Despite the failure, I learned a lot about how a CNC router is put together this week, so overall I feel better positioned to try help move things forward now.
Back in the workshop I’ve continued to try and get around all this CNC router nonsense by doing more by hand, so I can get these commissions done. The body that I talked about patching last week needed two more stages done to it: it needed to lose some depth, and it needed the holes put into it.
When I thickness the planks to make a guitar, I always leave a couple of mm more than I need for the CNC router to face off. Unfortunately now I’m not using the CNC router to finish the recovered body, I needed to by hand take those 2mm off by hand. Whilst it may not seem like much, this body is made from American Ash, which is quite dense, so anything I can do to keep the weight manageable is worth it. So, it was out with my trusty number 7 hand plane, a bit of time sharpening the blade, and then an hour or so of hard graft in this week’s high temperatures.
The results are great. I don’t use the plane enough to be an expert, so it took me a little while to get back into it, but in the end I had a nice flat back to the guitar and it was down to the size I wanted.
Next up was to use the templates to add the holes to the body for the neck, bridge, and through body string holes. I was a bit wary of doing this, as when I did the first guitar I did all these by hand, and whilst I did an okay job, it wasn’t nearly as good as the CNC router can do with it’s mechanical precision. However, using the MDF templates I made along with a lot of careful alignment on the pillar drill, I was able to get everything lined up and I’m really pleased with the results.
I’m now fairly confident that with the templates I have I can make a regular solid body shape by hand. The only bit that I still need to figure out is the headstock transition on the neck, which I’d just got happy with using the CNC router, as I wasn’t happy with the results of using a drum sander on a pillar drill.

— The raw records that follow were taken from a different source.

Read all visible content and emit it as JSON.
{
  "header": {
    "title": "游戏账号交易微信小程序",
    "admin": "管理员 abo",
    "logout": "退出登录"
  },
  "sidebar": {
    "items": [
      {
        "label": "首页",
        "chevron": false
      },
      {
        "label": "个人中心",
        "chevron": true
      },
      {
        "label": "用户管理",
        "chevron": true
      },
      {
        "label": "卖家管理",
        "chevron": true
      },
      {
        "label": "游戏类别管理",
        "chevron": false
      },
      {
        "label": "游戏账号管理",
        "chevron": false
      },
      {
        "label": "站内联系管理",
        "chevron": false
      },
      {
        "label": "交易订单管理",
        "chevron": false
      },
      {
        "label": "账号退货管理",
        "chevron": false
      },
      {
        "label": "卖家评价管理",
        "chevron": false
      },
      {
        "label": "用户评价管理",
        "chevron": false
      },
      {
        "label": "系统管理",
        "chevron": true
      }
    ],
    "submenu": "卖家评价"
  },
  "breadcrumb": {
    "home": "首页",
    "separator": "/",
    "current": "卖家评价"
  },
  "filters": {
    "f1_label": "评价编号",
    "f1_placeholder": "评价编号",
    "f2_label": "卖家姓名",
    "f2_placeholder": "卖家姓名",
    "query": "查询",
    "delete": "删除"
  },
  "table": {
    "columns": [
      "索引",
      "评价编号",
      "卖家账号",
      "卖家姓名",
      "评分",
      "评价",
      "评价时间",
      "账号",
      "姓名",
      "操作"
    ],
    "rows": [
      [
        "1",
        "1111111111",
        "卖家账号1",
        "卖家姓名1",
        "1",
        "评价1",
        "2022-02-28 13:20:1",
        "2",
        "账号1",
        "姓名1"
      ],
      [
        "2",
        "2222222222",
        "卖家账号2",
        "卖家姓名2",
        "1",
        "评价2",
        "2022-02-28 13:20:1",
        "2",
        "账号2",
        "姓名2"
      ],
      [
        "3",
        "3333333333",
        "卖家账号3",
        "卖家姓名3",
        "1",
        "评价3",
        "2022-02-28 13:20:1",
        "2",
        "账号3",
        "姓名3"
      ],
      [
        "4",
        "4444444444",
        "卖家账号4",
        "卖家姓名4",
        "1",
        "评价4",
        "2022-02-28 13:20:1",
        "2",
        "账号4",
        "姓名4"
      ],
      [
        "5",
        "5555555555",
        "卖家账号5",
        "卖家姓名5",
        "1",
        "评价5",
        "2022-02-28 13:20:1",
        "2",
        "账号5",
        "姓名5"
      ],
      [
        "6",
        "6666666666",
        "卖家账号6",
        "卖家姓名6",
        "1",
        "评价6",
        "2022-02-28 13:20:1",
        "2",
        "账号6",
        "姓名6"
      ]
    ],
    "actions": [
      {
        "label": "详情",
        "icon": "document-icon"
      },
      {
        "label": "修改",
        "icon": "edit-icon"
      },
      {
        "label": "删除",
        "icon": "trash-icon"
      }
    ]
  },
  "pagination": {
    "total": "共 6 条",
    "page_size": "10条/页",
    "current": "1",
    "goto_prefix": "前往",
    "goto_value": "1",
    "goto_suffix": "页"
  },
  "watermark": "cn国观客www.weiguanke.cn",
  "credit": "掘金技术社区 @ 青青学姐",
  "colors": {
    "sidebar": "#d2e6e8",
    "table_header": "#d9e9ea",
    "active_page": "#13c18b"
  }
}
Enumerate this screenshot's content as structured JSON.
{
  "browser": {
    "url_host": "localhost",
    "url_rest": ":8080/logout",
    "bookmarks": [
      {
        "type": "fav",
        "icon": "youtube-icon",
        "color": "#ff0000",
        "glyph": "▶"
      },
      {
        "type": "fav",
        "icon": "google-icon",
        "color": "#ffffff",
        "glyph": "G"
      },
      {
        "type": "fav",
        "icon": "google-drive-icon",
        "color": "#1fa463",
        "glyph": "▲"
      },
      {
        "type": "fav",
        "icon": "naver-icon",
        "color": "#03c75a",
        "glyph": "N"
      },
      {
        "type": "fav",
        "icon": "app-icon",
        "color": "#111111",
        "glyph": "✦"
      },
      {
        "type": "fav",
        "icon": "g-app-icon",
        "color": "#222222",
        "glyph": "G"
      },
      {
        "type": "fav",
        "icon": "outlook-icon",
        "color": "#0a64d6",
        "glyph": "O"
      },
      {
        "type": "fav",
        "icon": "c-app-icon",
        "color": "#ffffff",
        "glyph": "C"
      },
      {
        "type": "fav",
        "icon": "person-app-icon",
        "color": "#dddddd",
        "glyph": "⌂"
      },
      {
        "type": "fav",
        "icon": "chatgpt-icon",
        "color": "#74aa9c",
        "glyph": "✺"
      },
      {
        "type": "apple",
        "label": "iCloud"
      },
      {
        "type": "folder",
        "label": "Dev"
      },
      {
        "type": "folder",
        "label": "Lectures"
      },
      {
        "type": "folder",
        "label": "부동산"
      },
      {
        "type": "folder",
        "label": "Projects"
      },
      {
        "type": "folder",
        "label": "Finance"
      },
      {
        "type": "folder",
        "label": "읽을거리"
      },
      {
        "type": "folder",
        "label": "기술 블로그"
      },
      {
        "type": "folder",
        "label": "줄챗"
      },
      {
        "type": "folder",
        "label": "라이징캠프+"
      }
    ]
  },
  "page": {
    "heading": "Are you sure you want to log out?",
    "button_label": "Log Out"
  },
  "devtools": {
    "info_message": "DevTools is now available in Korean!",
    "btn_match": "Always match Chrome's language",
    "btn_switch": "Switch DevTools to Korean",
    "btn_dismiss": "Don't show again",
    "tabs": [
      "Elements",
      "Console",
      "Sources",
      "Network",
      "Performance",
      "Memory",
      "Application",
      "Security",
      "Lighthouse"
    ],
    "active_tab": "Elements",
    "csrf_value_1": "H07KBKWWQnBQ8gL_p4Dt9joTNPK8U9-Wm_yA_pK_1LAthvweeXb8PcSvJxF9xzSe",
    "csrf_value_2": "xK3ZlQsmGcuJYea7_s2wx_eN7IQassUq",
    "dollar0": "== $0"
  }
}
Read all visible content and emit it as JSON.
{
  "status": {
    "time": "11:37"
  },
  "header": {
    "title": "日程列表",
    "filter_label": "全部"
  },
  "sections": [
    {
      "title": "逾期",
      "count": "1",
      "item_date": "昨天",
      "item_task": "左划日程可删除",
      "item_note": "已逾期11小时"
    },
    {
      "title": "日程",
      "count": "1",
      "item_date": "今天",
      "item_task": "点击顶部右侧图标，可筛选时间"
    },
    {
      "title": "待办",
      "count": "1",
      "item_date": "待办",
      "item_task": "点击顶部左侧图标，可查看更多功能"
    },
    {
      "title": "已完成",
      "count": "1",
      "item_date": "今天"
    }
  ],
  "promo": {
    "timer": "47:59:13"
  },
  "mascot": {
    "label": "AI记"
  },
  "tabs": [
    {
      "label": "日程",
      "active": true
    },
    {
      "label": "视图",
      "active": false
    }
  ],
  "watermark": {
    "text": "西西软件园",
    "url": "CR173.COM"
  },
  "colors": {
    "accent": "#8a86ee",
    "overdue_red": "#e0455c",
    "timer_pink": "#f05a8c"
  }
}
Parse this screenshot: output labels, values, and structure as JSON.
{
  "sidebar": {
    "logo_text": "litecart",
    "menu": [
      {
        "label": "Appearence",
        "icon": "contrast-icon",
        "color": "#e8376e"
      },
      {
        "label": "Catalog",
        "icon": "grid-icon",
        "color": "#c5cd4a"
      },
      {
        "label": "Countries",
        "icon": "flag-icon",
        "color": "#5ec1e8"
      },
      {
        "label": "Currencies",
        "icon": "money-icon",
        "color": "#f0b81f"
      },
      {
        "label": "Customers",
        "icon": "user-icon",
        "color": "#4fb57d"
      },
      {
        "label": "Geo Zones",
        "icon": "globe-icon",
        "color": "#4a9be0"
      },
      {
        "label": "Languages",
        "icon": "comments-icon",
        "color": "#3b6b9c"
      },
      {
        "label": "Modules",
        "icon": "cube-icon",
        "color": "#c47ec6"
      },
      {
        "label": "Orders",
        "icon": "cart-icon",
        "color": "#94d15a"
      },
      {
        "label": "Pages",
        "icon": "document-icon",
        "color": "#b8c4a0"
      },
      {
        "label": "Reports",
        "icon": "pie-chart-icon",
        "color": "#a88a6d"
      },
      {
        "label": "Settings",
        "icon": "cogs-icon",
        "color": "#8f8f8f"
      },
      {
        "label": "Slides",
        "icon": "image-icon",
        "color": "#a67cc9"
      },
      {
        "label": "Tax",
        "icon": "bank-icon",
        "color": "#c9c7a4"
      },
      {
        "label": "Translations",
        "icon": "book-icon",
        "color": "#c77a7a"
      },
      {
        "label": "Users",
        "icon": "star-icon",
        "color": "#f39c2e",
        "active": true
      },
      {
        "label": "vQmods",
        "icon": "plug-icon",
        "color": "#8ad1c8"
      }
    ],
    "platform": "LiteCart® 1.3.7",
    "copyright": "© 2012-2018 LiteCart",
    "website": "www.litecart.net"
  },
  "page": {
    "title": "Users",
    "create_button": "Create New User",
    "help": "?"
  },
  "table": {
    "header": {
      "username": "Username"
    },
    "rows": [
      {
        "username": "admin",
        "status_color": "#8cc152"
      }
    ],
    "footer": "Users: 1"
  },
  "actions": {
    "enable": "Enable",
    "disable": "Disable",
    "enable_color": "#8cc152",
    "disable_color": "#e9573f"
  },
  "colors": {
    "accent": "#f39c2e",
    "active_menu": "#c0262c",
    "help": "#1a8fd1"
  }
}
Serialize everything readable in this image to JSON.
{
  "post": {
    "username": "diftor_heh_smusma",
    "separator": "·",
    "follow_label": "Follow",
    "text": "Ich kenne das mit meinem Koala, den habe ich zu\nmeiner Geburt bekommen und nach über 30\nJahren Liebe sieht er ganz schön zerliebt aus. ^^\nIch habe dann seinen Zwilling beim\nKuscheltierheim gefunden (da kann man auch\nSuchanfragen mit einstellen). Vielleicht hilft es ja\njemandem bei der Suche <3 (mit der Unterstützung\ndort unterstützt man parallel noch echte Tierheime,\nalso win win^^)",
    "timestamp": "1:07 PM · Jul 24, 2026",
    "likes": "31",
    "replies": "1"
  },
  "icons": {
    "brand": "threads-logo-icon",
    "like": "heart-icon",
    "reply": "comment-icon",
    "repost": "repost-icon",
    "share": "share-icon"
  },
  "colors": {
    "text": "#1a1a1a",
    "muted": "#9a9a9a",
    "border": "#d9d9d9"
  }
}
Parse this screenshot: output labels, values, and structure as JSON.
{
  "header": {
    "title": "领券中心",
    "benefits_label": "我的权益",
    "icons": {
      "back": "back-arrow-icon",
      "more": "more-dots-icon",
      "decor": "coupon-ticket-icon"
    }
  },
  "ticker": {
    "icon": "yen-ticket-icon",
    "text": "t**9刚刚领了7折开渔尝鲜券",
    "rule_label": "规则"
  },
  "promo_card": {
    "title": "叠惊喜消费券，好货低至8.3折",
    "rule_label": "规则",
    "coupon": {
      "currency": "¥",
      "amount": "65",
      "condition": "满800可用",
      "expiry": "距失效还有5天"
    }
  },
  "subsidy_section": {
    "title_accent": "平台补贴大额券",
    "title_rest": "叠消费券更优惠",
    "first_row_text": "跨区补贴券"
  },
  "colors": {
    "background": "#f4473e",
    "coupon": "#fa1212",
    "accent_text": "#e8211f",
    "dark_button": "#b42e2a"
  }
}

I’ve taken another pass at trying to tweak my pickup selector switch on the prototype offset. I’m super happy with the ergonomics of the switch, but The 3D printed part just isn’t tough enough to rotate the selector switch without slipping. So, after chatting with Matt at Fidelity for a bit, he suggested I should try adding a grub screw to it. Thus I broke out Fusion and tweaked my design to accommodate that:
I had to add a rear section to the selector to give me enough depth to hide a grub screw, as before there was nothing on the back and it was too shallow. But I think actually the switch looks nicer as a result, making the selector look less like Beaker from the Muppets :). I’ve printed one out, and I’m just waiting for some pointed grub screws to arrive in the post for me to test it.